Grand Lake pumping resumes
Grand Lake, CO Colorado
Pumping Colorado-Big Thompson water reserves to the northern Front Range resumed Sept. 7 after a long period of no pumping.
Not long after the pumping resumed, observers of natural Grand Lake started noticing a difference in water clarity in the lake and in the connecting channel.
Anecdotally, many said the lake was the clearest they’d seen in decades during the rare period from mid-May to Sept. 7 when there was no pumping through Grand Lake. Pumping ceased due to heavy runoff this spring and early summer.
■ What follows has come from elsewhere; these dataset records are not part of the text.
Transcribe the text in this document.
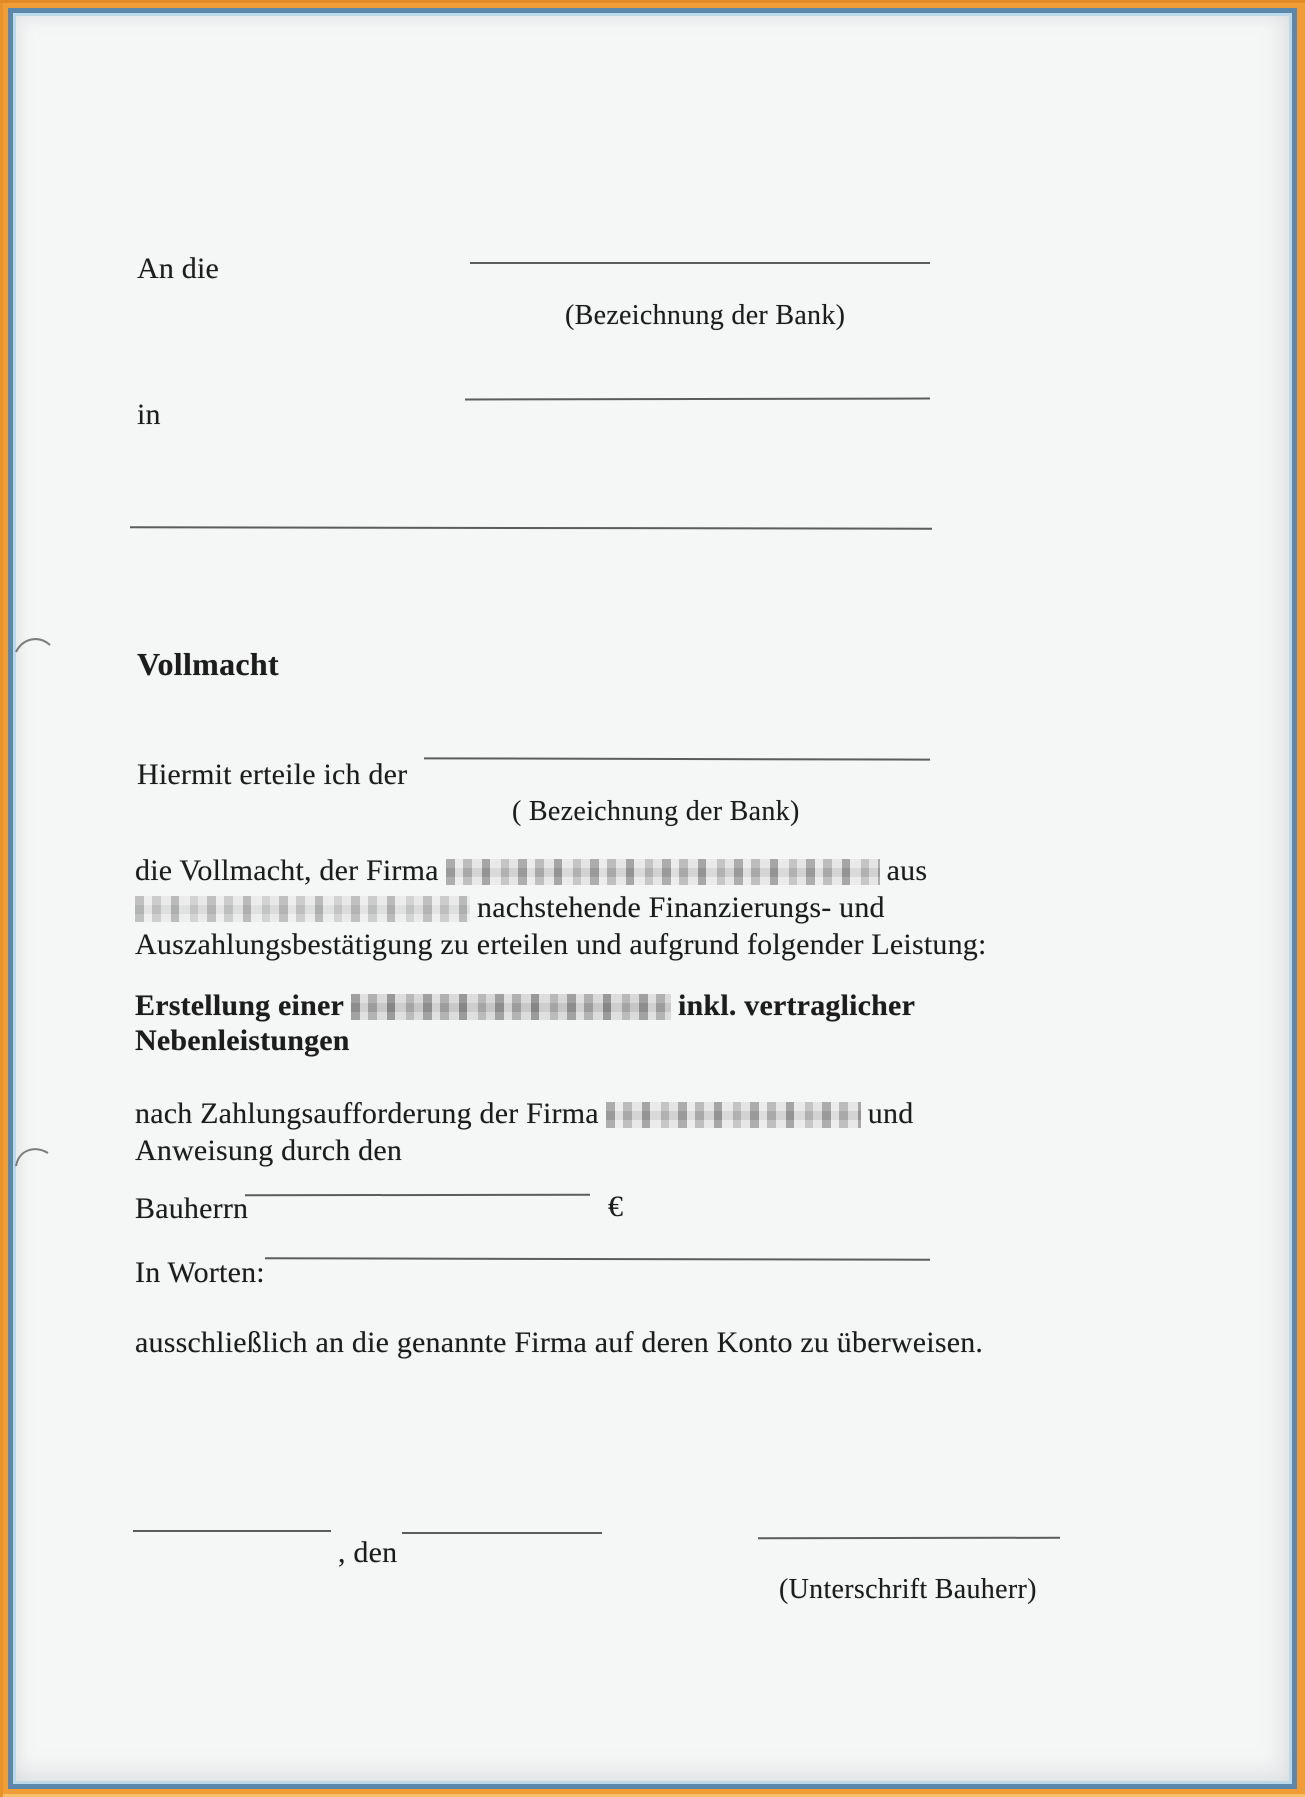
An die
(Bezeichnung der Bank)
in
Vollmacht
Hiermit erteile ich der
( Bezeichnung der Bank)
die Vollmacht, der Firma	aus
nachstehende Finanzierungs- und
Auszahlungsbestätigung zu erteilen und aufgrund folgender Leistung:
Erstellung einer	inkl. vertraglicher
Nebenleistungen
nach Zahlungsaufforderung der Firma	und
Anweisung durch den
Bauherrn	€
In Worten:
ausschließlich an die genannte Firma auf deren Konto zu überweisen.
, den
(Unterschrift Bauherr)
In the shallow, “crystal clear” connecting channel of Grand Lake and Shadow Mountain Reservoir, “The day after they started pumping, you couldn’t see the bottom,” said Watershed Program Manager Ben Carver, of the Grand County Water Information Network.
Secchi disc measurements back up observances. A Secchi disc is a water-clarity tool, a spindle of measuring tape with a black and white “Frisbee” attached to it. Lowered into the water, the tool measures the depth of clarity.
The Water Information Network’s paid field technician has been sampling clarity at 14 sites of Grand Lake three times per week this summer. In mid-July, the measurements averaged around 20 feet (6.25 meters).
On Sept. 10, three days after pumping resumed, the clarity on Grand Lake had been cut nearly in half to an average 11 feet (3.25 meters).
The channel became “a bottleneck for all the algae coming into Grand Lake” from shallow Shadow Mountain Reservoir, Carver said.
The aim of the Grand County Water Information Network, Carver said, is to provide accurate water data to stakeholders such as the Bureau of Reclamation, the Northern Colorado Water Conservancy District and Grand County, so that “this data gets used in some sort of policy-making tool” – for the “betterment of the lake,” he said.